I must say that this revision I do may not appeal to you at all. You might point out (and rightly) that some of the best poets in the world have throwaway words at the ends of their lines. There may be a whole cadre of poets out there who argue these little, seemingly insignificant words DO lead to surprise at the next lines. OK. I agree there is room for discussion here. I hold my opinion here though that FOR ME, and for the poems I look at for publishing purposes, the throwaways are beacons of concern. I will always take these as signals of possible weakness of a particular poem. But know this: I am flexible too. I judge each line on its ability to make meaning in the larger scope of the poem. The issue here is line and word and meaning. If these come together in such a way as to empower a poem, I am all for embracing however the poet managed that.

What do YOU say?

Sunday, June 12, 2011

so let's talk about adverbs

Yesterday was the day for discussing the value of adjectives in poetry. I feel the need to balance that with a bit about adverbs, mostly the "ly" words that some novice poets seem to use as crutches in their poems, propping up lines that are weak and lacking in strong image or activity.

Oh yes, I have been as guilty as anyone, not just in poems but also in my prose. It is so easy to say "he looked lovingly at.." rather than to search for a way to show it with action, either via a strong verb or other imagistic mechanism. So how to do this?

He gazed at her lovingly, fell for her in that moment

                       vs

His eyes softened as he held her face
in his hands, love leaped up and overtook him.


Which do YOU think is better?

Here is a list of to-be-avoided adverbs ("ly" words)

lovingly, softly, earnestly, carefully, sparingly (there is irony in this one!), terribly, greatly, lavishly, etc etc. You get the idea. Cast those adverbs "deeply" into the sea1 Ha Ha!




There is also a problem for many with the non-"ly" adverbs, those which modify and supposedly enhance adjectives. WELL.... if you are overusing adjectives, my guess is that you are tacking on a few very and really boosters to some of those.

her dress was really red
his speech was very aggressive
they bought a very huge gas-guzzlin'  truck


What do the adverbs add in these? NOTHING that a great image wouldn't serve better.

Her dress, scarlet as her cheeks, shone in the half light of the dance hall...


His voice, an assault on everything decent...


They thundered off the lot in their blue F-10, tank draining as they drove away. She only cared that it matched 
the color of her eyes.


Which seems more interesting to YOU?


As an editor and poetry coach, I see these problems all the time. I have worked to remove adverbs from my own poems, sometimes falling into the trap, but this happens more when I am being a lazy poet. It is easy to do, a quick fix so to speak for a bigger problem: weak poem.
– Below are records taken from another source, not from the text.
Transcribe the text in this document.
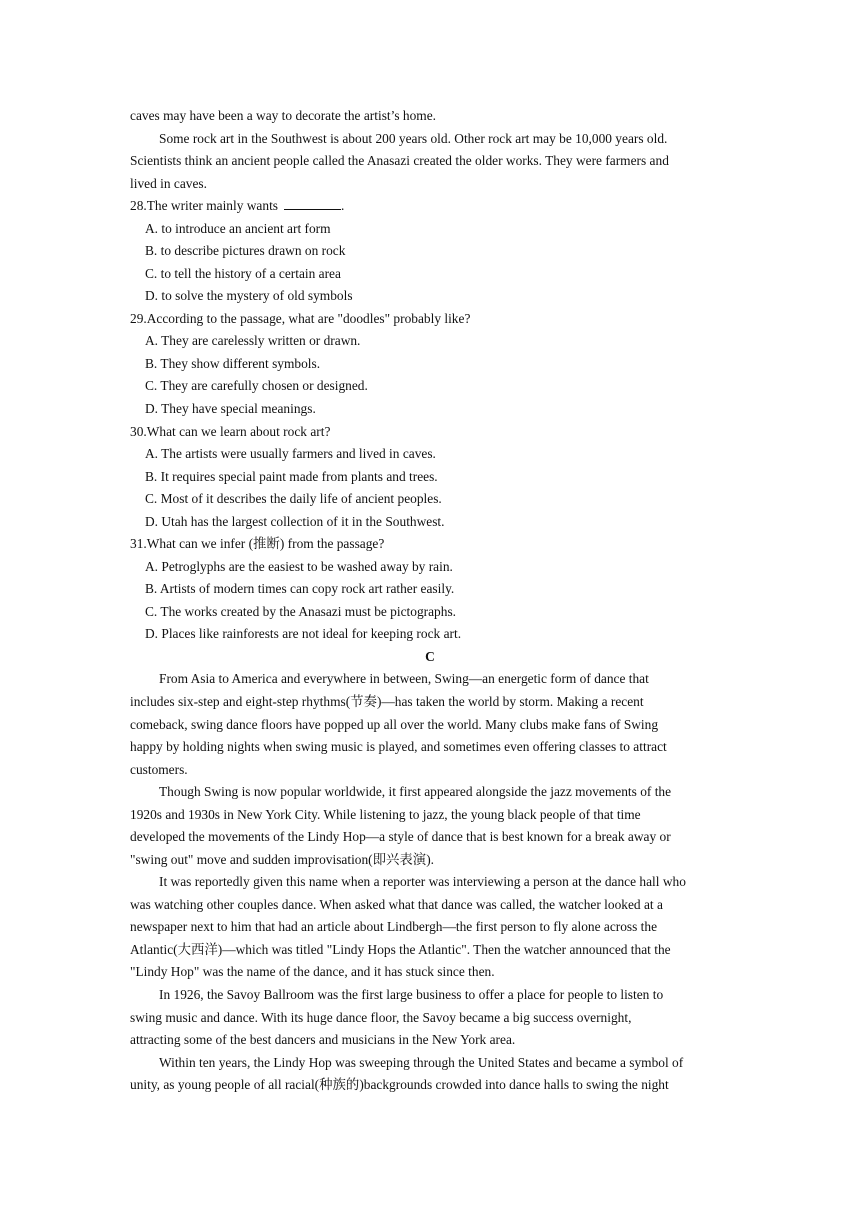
caves may have been a way to decorate the artist’s home.
Some rock art in the Southwest is about 200 years old. Other rock art may be 10,000 years old.
Scientists think an ancient people called the Anasazi created the older works. They were farmers and
lived in caves.
28.The writer mainly wants	.
A. to introduce an ancient art form
B. to describe pictures drawn on rock
C. to tell the history of a certain area
D. to solve the mystery of old symbols
29.According to the passage, what are "doodles" probably like?
A. They are carelessly written or drawn.
B. They show different symbols.
C. They are carefully chosen or designed.
D. They have special meanings.
30.What can we learn about rock art?
A. The artists were usually farmers and lived in caves.
B. It requires special paint made from plants and trees.
C. Most of it describes the daily life of ancient peoples.
D. Utah has the largest collection of it in the Southwest.
31.What can we infer (推断) from the passage?
A. Petroglyphs are the easiest to be washed away by rain.
B. Artists of modern times can copy rock art rather easily.
C. The works created by the Anasazi must be pictographs.
D. Places like rainforests are not ideal for keeping rock art.
C
From Asia to America and everywhere in between, Swing—an energetic form of dance that
includes six-step and eight-step rhythms(节奏)—has taken the world by storm. Making a recent
comeback, swing dance floors have popped up all over the world. Many clubs make fans of Swing
happy by holding nights when swing music is played, and sometimes even offering classes to attract
customers.
Though Swing is now popular worldwide, it first appeared alongside the jazz movements of the
1920s and 1930s in New York City. While listening to jazz, the young black people of that time
developed the movements of the Lindy Hop—a style of dance that is best known for a break away or
"swing out" move and sudden improvisation(即兴表演).
It was reportedly given this name when a reporter was interviewing a person at the dance hall who
was watching other couples dance. When asked what that dance was called, the watcher looked at a
newspaper next to him that had an article about Lindbergh—the first person to fly alone across the
Atlantic(大西洋)—which was titled "Lindy Hops the Atlantic". Then the watcher announced that the
"Lindy Hop" was the name of the dance, and it has stuck since then.
In 1926, the Savoy Ballroom was the first large business to offer a place for people to listen to
swing music and dance. With its huge dance floor, the Savoy became a big success overnight,
attracting some of the best dancers and musicians in the New York area.
Within ten years, the Lindy Hop was sweeping through the United States and became a symbol of
unity, as young people of all racial(种族的)backgrounds crowded into dance halls to swing the night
I believe that it is one thing to let the dam burst in a first draft where one is getting down the essence of the ideas in a poem, another to take the easy route and not revise them out of existence. A good plan is to write everything that you think might want to be said. Give yourself permission to over-write. But then, and this is where the wheat and the chaff separate, do the work of revision: eliminate, trim, cut, slice. Get those adverbs gone. Try this:

Take a poem you have already written and circle all the adverbs. Rewrite with none of them. What has happened to the poem? If it is strong enough, you might be done. If it seems to flatten out or if what you wanted to say seems to have become vague, you have more to do. You need to strengthen your images and activate your verbs. This is a wonderful way to diagnose adverb sickness.